Our client, a large medical device manufacturer, was seeking to understand why, for their competitors’ products, clinical evaluations were deemed sufficient in some cases while clinical data was demanded in others to prove safety and effectiveness. The client was particularly interested in antimicrobial central venous catheters and antimicrobial dressings.
The regulatory framework in Japan is set up in a way that provides PMDA with a high degree of discretion when it comes to deciding which route to follow when approving a device. Broadly speaking, there are 3 possible routes. They are “todokede“, “ninsho” and “shonin“. Todokede is used when approving low-risk devices and usually only requires a marketing notification. Ninsho is used for most medium-risk and some high-risk devices and requires a third party certification of the safety and effectiveness. Shonin is used for most high-risk devices and some medium-risk devices and requires a review by the PMDA itself. The gray-area in the regulations arise from the lack of a clear boundary between ninsho and shonin which was intentional. This allows PMDA to decide what kind of data to ask for.
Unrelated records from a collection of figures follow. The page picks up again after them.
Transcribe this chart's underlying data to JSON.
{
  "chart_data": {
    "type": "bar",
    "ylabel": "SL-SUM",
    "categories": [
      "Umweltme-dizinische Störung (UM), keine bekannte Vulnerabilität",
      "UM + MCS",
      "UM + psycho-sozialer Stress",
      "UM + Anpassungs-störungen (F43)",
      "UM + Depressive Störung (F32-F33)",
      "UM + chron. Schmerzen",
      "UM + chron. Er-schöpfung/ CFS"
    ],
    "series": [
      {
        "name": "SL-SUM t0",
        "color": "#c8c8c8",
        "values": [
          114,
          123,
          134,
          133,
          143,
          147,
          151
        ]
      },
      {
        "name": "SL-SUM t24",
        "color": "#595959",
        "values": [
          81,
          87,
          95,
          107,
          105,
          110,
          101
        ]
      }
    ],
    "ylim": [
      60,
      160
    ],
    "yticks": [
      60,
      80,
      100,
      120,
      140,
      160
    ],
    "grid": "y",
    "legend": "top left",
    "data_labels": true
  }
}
Using the power of mass intelligence, RegDesk was able to show the client what they thought of as inconsistencies, was in fact, PMDA exercising its discretion. Furthermore, this discretion is provided or by design and it is not a comment on any one particular manufacturer or product.
The client now has a path forward, with confidence, that it’s best to schedule a consultation with PMDA and state their objectives and intentions at the outset so that both manufacturer and PMDA can work together to determine the classification of the device and therefore either proceed with clinical trials or with just presenting clinical evaluations.